The Denver sun began to languish as the coach left town that evening and headed up the mountain road to Owl Manor, about an hour’s ride. A mist slithered in through the trees on either side of them, their branches sagging heavily under thick layers of snow. Clumps of knotty underbrush of different shapes and heights peered through the mist like a band of strange, hunched creatures. Elwood shivered as the horses trudged up the narrow path, the carriage rattling and shaking as it climbed the hillside. Here, the hand of man was less prominent, despite the numerous roads which had been cleared for travel.
A sudden flapping sound made him start. As he poked his head out to look, a flurry of brown feathers landed on a branch, settling into the shape of an owl. Elwood gasped as the raptor’s huge, yellow eyes fixed on him from under the tuft of feathers that lay over them, followed him as the coach passed, its head swiveling at an impossible angle. What strange creatures these are, he thought.

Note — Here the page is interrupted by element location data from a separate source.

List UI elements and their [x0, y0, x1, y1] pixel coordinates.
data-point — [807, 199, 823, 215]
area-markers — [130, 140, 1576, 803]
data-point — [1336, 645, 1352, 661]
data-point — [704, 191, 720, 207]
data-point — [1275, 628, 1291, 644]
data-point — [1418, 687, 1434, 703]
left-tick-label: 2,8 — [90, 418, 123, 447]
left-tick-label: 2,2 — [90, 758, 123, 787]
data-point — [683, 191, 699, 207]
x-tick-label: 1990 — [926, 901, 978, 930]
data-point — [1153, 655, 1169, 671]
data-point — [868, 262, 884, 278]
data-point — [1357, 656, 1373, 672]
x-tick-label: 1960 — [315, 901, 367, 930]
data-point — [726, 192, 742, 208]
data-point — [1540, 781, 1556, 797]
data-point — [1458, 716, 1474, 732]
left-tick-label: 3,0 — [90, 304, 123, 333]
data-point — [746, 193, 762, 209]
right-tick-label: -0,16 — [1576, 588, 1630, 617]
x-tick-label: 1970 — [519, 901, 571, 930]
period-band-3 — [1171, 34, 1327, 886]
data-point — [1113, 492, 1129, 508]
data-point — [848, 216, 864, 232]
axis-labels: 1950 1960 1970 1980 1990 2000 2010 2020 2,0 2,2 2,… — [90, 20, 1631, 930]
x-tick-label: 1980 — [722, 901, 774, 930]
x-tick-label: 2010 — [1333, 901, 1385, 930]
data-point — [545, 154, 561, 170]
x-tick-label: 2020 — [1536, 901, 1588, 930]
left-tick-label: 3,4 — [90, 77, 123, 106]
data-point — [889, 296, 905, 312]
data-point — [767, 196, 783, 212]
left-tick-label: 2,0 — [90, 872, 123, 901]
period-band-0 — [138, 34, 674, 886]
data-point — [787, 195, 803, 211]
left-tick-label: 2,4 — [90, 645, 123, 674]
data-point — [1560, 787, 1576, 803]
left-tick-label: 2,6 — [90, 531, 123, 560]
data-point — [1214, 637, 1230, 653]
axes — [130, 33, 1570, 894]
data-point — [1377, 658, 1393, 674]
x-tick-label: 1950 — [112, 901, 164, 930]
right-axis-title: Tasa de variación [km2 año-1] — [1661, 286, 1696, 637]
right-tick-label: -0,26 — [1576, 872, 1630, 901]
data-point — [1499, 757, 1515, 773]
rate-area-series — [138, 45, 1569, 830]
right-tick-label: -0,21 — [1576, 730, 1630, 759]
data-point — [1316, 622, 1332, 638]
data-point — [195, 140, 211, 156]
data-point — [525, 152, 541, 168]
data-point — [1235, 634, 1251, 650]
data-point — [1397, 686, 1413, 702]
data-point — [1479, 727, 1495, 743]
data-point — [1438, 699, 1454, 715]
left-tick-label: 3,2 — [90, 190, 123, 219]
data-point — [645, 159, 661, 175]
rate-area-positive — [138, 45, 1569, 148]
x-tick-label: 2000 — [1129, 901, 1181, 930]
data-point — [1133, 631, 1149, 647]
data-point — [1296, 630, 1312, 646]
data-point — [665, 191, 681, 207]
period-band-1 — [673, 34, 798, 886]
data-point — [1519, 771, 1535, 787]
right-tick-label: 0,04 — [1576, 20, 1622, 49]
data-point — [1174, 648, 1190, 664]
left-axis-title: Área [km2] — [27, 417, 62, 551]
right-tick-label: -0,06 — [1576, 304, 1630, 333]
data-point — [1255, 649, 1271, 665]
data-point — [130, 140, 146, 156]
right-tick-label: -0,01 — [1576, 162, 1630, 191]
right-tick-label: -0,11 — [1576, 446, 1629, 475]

He did not know whether to be relieved or not when he eventually reached the manor. Dark and silent, it loomed at the far end of a garden shrouded in ghostly white. The only signs of life were the flicker of light in some of the windows and the pale, wispy swirls rising out chimneys jutting up against the midnight blue sky. A lofty column of fir trees stood in the gloom at the far edges of the property, watching as this stranger invaded their world. And in the distance soared the massive, jagged shapes of the mountains, great giants in slumber.